Questi dati possono variare in relazione alla
differente composizione per età e sesso delle popolazioni assistite dai singoli
MG.
Il carico di lavoro medio per anno consiste in circa
6.000 visite ambulatoriali, 400-800 visite domiciliari (questo dato dipende
molto dalla disponibilità del MG), ed in 4.000-5.000 contatti indiretti o non
clinici (es. telefonate, prescrizioni, certificazioni) [2].
In sintesi circa 4-6 contatti all'anno (per visite)
che diventano 8-10 per le classi d'età anziane e per le persone affette da
malattie rilevanti (è descritto che ogni anziano ha in media almeno tre
problemi di salute di vario tipo).
Le visite domiciliari in MG sono in ordine di
frequenza utilizzate per seguire periodicamente pazienti costretti in casa, poi
per patologie acute infettive e per le urgenze. Il primo gruppo è costituito
in buona parte da anziani.
Un ambulatorio ben organizzato (per es. ove le visite
vengono erogate per appuntamento [3]) comporta una riduzione delle richieste di
visite domiciliari, così come nelle aree rurali tendono invece ad incrementarsi
a causa della carenza di mezzi di trasporto per i pazienti.
Inoltre queste rappresentano per il MG un onere
molto maggiore rispetto a quelle ambulatoriali, sia perché richiedono molto più
tempo, sia perché l'ambulatorio è in ogni caso il luogo ideale e più idoneo
per erogare le cure.

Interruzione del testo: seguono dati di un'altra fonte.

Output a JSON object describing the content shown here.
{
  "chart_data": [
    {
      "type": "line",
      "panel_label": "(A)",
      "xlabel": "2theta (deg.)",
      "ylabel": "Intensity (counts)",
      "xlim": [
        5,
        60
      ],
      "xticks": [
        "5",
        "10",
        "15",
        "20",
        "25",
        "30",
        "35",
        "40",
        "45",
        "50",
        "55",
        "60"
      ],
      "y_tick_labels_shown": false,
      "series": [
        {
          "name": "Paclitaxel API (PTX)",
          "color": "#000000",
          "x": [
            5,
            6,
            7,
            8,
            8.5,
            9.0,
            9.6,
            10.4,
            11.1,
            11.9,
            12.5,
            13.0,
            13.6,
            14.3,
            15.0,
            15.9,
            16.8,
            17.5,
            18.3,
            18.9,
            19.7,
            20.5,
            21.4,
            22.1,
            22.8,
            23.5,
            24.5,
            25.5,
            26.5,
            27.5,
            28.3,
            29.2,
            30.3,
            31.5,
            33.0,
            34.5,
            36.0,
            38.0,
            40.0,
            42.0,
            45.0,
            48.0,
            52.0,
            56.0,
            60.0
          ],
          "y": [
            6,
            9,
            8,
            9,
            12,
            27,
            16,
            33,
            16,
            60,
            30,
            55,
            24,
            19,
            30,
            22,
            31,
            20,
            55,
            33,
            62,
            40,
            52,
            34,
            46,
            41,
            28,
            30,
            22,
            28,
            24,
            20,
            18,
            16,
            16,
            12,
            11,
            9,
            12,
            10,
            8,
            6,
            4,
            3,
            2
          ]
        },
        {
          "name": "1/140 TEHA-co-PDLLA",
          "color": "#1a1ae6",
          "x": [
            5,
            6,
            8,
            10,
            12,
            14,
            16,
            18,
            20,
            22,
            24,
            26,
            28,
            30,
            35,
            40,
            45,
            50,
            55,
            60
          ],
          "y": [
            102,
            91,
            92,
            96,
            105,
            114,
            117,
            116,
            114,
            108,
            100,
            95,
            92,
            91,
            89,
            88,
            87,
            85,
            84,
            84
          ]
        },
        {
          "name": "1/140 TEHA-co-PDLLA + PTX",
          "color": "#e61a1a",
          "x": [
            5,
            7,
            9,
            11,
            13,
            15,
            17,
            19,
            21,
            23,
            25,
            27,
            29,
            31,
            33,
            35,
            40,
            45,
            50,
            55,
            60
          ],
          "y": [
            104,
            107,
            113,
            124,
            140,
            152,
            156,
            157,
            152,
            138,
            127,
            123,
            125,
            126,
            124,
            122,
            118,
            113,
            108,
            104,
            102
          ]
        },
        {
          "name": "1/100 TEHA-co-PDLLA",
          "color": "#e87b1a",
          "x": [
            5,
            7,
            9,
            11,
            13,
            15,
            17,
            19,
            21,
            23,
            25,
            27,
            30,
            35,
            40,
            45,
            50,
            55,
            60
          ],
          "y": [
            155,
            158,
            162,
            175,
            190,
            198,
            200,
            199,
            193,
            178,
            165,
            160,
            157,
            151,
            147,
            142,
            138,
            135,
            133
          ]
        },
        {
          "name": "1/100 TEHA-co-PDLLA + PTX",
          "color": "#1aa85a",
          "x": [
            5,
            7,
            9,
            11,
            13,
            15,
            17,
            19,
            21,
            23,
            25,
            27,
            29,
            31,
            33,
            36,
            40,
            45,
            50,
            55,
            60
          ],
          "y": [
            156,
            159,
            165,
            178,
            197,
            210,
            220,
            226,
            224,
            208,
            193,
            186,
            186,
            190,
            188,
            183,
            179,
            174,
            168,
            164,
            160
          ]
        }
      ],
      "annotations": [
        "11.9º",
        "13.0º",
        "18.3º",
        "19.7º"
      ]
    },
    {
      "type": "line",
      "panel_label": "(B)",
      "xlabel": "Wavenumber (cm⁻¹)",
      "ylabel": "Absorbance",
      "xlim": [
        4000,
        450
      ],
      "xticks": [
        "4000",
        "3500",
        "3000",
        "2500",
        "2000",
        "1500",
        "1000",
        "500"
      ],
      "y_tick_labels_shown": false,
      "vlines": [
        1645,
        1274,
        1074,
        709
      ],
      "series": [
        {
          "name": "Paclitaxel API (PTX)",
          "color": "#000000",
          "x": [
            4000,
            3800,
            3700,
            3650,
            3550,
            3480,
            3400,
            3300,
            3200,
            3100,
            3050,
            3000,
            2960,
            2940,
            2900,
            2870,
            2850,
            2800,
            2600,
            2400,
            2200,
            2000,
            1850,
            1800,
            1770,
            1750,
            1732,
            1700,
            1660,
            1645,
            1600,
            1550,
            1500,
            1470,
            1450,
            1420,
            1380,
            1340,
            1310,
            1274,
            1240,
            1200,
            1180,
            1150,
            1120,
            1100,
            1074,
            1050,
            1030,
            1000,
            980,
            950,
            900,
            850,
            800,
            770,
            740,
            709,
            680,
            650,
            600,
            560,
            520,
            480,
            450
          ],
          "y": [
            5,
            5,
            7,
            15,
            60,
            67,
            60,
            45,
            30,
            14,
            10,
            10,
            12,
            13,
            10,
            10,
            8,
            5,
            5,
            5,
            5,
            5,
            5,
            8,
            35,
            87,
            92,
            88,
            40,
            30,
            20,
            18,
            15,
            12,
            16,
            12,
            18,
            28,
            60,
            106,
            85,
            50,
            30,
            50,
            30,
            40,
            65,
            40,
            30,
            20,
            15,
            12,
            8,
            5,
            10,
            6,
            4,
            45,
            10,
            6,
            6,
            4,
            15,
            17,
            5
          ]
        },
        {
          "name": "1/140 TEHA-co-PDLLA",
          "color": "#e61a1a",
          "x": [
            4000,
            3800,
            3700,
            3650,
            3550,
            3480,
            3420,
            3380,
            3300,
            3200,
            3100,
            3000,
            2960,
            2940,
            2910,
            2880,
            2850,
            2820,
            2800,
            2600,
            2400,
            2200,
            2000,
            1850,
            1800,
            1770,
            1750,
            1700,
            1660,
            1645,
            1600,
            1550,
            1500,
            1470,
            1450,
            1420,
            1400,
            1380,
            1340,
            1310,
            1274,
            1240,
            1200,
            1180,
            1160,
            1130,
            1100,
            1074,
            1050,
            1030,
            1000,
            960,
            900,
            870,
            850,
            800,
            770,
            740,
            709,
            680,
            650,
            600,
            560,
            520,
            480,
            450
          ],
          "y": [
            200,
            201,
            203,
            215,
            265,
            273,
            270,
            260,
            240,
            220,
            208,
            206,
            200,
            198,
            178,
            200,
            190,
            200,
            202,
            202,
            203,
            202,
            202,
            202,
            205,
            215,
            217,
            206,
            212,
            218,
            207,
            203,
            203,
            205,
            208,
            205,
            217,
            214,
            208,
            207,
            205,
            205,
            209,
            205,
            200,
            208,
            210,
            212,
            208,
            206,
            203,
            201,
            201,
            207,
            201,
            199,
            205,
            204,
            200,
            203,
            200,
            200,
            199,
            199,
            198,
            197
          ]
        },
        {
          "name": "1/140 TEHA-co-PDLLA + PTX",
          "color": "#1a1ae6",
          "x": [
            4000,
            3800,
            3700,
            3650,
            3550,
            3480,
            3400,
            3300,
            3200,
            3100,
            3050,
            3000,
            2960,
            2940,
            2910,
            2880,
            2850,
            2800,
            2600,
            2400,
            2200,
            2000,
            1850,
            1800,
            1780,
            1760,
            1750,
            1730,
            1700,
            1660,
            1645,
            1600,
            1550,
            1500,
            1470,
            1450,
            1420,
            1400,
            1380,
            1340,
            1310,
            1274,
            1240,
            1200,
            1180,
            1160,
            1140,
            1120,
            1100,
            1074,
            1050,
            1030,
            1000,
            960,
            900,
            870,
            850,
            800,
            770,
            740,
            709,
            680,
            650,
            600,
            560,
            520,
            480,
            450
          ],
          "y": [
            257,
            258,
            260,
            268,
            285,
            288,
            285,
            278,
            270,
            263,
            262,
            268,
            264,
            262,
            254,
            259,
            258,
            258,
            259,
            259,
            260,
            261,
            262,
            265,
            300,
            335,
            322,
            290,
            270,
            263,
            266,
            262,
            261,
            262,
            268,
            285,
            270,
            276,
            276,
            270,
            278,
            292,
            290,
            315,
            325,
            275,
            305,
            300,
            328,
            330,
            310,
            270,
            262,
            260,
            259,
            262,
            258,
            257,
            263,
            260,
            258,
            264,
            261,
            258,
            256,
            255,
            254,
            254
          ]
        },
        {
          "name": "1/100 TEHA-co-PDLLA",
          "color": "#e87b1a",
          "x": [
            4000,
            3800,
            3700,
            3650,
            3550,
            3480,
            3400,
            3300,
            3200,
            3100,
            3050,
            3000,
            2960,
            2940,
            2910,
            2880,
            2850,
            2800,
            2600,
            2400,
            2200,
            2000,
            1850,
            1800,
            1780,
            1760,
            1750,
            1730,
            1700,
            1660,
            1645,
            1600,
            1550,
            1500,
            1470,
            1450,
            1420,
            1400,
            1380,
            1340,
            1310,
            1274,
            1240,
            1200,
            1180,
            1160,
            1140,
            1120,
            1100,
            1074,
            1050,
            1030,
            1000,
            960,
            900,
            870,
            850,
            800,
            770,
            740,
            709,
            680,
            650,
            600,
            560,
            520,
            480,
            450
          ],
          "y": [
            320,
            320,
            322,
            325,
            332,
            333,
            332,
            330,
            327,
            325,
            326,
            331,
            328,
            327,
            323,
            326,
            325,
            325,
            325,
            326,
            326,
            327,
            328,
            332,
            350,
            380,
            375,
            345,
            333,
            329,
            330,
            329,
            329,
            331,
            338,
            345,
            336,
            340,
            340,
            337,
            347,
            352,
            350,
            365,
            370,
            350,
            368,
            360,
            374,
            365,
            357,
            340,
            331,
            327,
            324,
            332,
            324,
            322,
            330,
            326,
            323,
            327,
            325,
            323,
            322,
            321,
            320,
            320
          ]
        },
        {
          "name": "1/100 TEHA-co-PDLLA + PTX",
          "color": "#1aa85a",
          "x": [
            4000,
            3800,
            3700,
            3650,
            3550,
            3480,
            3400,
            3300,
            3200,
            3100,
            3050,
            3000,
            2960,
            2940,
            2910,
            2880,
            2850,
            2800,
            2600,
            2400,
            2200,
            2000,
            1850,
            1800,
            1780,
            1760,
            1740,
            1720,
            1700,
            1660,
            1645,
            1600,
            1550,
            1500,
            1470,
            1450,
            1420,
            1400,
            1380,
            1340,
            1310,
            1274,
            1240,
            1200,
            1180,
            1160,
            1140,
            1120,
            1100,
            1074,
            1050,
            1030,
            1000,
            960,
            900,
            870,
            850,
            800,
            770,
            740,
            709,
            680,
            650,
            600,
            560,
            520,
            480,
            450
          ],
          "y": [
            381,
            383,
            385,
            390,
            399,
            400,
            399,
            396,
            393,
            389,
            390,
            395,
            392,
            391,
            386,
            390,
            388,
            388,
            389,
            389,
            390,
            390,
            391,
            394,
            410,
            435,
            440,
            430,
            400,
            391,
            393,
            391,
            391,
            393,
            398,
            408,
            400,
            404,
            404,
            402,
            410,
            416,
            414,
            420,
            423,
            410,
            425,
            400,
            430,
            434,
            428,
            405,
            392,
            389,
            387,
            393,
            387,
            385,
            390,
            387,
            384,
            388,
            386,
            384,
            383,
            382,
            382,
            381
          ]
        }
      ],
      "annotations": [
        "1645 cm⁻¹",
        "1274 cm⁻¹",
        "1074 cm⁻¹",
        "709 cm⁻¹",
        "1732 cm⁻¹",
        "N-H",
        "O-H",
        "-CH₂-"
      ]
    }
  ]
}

La conoscenza del paziente a casa fornisce tuttavia
informazioni utili ad un suo miglior inquadramento globale rispetto alla sola
visita ambulatoriale.
La medicina di gruppo, cioè due o più MG che erogano
in maniera coordinata e complementare l'assistenza sanitaria alle loro
popolazioni di assistiti, rappresenta una modalità ottimale di intervento
efficace sugli anziani, permettendo di garantire più facilmente alcuni servizi
che al MG sono possibili ma non facili.
Le tabelle 1 e 2 riportano alcuni dati di accesso
della popolazione anziana al loro medico.
Tabella
1 [4]
Percentuale di anziani visitati a casa
da un medico negli ultimi 12 mesi (media uomini/donne)
Nazione Età
65-75 75-80 › 80
Firenze 45 60 70
Bruxelles 40 58 64
Tampere 40 80 60
Zagabria 20 28 30
Bucarest 19 31 40
Grecia rurale 25 28 45
Pirenei 40 55 79
Tabella
2 [4]
Percentuale di anziani che sono andati
dal medico nei 12 mesi precedenti (media uomini/donne)
Nazione Età
65-75 75-80 › 80
Firenze 80 72 71
Bruxelles 65 58 43
Tampere 80 75 78
Zagabria 40 40 42
Bucarest 77 90 52
Grecia rurale 60 62 70
Pirenei 64 57 40
Il problema “anziani”
Gli anziani oggi fanno notizia. Esperti di ogni tipo,
epidemiologi, geriatri e gerontologi, statistici, psichiatri, sociologi,
economisti, amministratori e certamente molti altri si stanno interessando
della terza età come non mai in passato.
L'Organizzazione Mondiale della Sanità ha portato
importanti contributi alla discussione (R.L. Kane, J. Grimley Evans, D.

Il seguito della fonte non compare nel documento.